Mijam pierwszą wypożyczalnię kajaków i odrzucam ofertę wycieczki łodzią, chociaż proponują za 200 MKD. Wierzę, że dalej będzie taniej, ale z nerwów wcale nie myślę logicznie i nie docierają do mnie liczby. Dalej jest „taniej” za 500 MDK i „już zaraz wypływamy” działa na mnie jak koło ratunkowe: już zaraz zapomnisz, bo będziesz miała nowe wrażenia. „Już zaraz” się przesunęło o prawie kwadrans, a ja medytowałam przy drewnianym stole nad tym SMSem i w kółko zadawałam sobie te same pytania. W końcu wsiedliśmy do łodzi i zabrali nas w godzinną trasę: 20 minut płyniemy, 20 minut w jaskini, 20 minut na powrót.

Balkany 520.jpg



Balkany 521.jpg



Balkany 522.jpg



Balkany 523.jpg



Balkany 524.jpg



Balkany 525.jpg



Balkany 526.jpg



Balkany 527.jpg



Balkany 528.jpg



Dobra, na jaskinię wystarczyło 5 minut, ale nie będę narzekać. Mam inny palący problem - brak internetu i brak odpowiedzi na mojego SMSa…
Wracamy łodzią, sprawdzam rozkład autobusów i chcę jak najszybciej dostać się z powrotem do mieszkania, złapać internet i wyjaśnić sprawę. Oczywiście nie zdążę na ten o 11:20, pozostaje mi 1,5 godziny czekania.

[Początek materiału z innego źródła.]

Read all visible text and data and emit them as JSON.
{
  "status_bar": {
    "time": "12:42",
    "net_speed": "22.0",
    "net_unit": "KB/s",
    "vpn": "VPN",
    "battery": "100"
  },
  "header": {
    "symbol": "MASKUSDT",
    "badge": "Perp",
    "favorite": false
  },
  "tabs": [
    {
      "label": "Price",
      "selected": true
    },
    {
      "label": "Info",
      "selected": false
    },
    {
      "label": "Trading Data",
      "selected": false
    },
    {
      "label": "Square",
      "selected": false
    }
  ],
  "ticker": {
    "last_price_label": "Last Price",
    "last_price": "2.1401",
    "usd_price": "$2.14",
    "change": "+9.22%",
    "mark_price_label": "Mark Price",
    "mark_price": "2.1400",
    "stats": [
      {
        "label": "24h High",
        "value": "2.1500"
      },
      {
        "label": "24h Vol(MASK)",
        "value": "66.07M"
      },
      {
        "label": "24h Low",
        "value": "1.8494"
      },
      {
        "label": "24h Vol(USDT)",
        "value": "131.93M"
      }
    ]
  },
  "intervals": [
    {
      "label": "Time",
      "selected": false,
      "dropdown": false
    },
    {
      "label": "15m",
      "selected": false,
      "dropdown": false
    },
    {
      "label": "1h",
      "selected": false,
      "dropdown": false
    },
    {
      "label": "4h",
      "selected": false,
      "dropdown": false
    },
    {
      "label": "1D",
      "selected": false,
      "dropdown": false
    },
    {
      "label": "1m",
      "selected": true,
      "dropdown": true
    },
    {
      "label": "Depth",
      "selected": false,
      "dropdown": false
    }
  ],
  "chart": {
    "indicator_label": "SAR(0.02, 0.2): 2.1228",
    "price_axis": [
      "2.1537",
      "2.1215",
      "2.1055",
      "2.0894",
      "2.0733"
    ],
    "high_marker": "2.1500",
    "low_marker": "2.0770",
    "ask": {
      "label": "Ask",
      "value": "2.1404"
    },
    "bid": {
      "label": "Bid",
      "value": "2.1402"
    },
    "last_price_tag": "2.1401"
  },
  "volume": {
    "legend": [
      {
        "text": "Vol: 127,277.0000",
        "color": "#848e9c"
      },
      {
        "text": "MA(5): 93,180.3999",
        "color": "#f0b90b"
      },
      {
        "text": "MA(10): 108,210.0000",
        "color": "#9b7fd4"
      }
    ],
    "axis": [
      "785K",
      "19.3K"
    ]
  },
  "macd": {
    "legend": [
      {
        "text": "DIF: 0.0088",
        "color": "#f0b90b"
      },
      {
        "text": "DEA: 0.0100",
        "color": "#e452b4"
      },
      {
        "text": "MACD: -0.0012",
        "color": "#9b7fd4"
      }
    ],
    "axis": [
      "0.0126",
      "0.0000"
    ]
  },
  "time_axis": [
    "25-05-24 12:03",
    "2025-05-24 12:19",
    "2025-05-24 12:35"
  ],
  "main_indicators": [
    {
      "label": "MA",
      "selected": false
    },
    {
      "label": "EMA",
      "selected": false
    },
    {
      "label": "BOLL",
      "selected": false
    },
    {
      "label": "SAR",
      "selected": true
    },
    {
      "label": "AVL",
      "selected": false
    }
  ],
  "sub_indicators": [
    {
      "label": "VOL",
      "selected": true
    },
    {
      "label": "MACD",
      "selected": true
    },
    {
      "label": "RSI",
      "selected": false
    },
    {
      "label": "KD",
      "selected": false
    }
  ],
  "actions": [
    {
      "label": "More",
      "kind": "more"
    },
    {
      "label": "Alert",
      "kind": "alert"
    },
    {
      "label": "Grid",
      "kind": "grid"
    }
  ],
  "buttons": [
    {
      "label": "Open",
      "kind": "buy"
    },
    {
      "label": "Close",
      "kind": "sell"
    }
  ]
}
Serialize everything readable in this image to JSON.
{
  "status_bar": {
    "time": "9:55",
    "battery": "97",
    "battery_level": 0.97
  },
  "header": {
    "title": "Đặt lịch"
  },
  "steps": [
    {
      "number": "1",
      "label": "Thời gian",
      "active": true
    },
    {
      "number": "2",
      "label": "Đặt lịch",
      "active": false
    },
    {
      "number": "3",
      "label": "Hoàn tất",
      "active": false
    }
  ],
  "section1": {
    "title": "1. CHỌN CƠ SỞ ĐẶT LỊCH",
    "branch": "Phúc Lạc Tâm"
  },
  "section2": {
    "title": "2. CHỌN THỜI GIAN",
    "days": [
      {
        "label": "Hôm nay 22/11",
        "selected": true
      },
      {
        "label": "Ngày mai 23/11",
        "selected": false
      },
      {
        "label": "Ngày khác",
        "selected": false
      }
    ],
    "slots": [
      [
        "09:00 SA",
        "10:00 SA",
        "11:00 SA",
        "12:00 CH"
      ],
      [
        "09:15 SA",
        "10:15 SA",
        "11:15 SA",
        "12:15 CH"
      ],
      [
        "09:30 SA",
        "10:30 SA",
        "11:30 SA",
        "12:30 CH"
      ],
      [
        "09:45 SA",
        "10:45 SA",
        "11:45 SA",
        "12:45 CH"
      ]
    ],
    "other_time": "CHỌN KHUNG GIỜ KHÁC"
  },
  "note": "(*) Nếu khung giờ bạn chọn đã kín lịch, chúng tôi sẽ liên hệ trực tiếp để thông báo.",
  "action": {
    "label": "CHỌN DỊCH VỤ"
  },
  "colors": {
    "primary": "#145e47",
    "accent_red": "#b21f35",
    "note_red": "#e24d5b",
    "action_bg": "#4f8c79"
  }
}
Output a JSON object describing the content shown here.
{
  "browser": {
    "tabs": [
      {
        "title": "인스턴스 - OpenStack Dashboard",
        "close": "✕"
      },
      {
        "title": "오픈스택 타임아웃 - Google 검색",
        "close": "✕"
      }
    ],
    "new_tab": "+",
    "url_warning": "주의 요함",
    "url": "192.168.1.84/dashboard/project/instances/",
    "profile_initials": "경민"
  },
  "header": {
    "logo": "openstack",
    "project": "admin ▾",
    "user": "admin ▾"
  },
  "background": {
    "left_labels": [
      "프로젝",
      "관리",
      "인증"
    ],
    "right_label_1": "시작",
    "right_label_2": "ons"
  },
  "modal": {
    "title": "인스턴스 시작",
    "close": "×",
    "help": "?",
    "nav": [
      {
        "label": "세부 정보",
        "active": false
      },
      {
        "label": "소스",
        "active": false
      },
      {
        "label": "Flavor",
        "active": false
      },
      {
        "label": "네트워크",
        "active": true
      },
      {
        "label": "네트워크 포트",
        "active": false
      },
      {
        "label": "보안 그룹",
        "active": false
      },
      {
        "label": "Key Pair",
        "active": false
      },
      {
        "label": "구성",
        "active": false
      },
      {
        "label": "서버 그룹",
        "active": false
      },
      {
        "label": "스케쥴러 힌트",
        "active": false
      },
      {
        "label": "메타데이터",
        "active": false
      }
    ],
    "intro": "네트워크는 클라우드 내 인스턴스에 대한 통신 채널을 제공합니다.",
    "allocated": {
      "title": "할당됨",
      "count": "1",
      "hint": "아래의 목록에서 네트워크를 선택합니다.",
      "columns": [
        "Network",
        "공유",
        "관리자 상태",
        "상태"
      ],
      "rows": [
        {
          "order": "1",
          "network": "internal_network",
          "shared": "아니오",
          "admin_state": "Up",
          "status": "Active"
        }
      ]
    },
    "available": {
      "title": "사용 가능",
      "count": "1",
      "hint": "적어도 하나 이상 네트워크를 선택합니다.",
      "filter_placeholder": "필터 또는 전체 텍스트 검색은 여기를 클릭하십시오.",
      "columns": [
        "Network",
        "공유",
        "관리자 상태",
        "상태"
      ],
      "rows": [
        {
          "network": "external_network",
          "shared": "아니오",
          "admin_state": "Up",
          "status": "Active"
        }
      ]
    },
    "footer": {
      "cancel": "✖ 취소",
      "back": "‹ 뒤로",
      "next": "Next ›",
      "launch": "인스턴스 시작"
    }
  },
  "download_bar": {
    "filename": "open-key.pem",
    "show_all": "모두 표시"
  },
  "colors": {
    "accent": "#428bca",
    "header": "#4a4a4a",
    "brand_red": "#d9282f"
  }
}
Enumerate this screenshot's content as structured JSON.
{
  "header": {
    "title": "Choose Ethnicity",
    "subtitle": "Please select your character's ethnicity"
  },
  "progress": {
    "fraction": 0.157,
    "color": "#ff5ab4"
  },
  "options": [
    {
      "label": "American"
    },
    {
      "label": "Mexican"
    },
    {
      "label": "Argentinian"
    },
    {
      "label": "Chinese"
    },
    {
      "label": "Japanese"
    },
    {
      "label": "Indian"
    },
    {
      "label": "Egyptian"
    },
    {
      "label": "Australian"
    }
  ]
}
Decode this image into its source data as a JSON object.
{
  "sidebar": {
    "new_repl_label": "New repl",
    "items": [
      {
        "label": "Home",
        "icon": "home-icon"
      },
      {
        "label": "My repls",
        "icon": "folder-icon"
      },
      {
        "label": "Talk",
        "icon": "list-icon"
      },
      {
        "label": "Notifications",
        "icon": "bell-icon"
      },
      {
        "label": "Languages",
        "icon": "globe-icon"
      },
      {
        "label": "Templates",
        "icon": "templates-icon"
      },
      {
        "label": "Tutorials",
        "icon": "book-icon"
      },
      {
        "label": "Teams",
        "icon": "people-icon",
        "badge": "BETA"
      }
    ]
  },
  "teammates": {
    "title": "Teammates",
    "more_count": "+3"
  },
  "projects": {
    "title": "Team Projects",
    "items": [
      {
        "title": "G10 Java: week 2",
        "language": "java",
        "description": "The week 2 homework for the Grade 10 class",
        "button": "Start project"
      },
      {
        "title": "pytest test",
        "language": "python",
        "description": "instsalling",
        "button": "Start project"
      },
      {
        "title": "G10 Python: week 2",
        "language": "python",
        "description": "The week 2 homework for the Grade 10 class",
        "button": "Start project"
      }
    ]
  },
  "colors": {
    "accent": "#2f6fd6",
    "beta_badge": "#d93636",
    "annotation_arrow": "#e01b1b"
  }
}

W tym czasie idę kawałek po ścieżce wzdłuż kanionu. Przy jakimś zakręcie jest ławka, więc robię przerwę na kanapkę. Ni stąd, ni zowąd, przychodzi do mnie jakiś mokry pies, mizia mnie pyskiem po ręce, jakby się witał i chciał powiedzieć: „hej, nic Ci nie zrobię”, po czym układa mi się pod stołem. Myślałam, że za chwilę zza zakrętu zobaczę jego właścicieli, ale to był jeden z tych bezpańskich. Niech sobie leży. W końcu słońce zaczęło mi za mocno przygrzewać, więc wstałam i zawróciłam. A pies za mną. Ładny był i miał śliczne oczy, ale nie żebrał, nie zaczepiał, po prostu szedł obok, niczym anioł stróż. Kiedy się zatrzymałam, żeby zrobić zdjęcia, przystawał i czekał. Odprowadził mnie prawie do tej przystani, z której wypływaliśmy. Dalej w stronę przystanki szłam już sama, ale ponieważ ciągle miałam dużo czasu, schowałam się pod drzewami przy rzece.
Autobus nabierał opóźnienia, a niektórzy z oczekujących zaczynali krakać, że autobus nie przyjedzie, bo tak im powiedzieli miejscowy w restauracji (której nie widać z tego miejsca) i taksówkarze, i że ten akurat zawsze wypada z rozkładu. Jakoś nie chce mi się w to wierzyć i dobrze – autobus przyjeżdża pół godziny po czasie, oczywiście z powodu korków w mieście. Czyli potencjalnie mogłam zdążyć na ten o 11:20, tylko nawet nie spróbowałam… Eh…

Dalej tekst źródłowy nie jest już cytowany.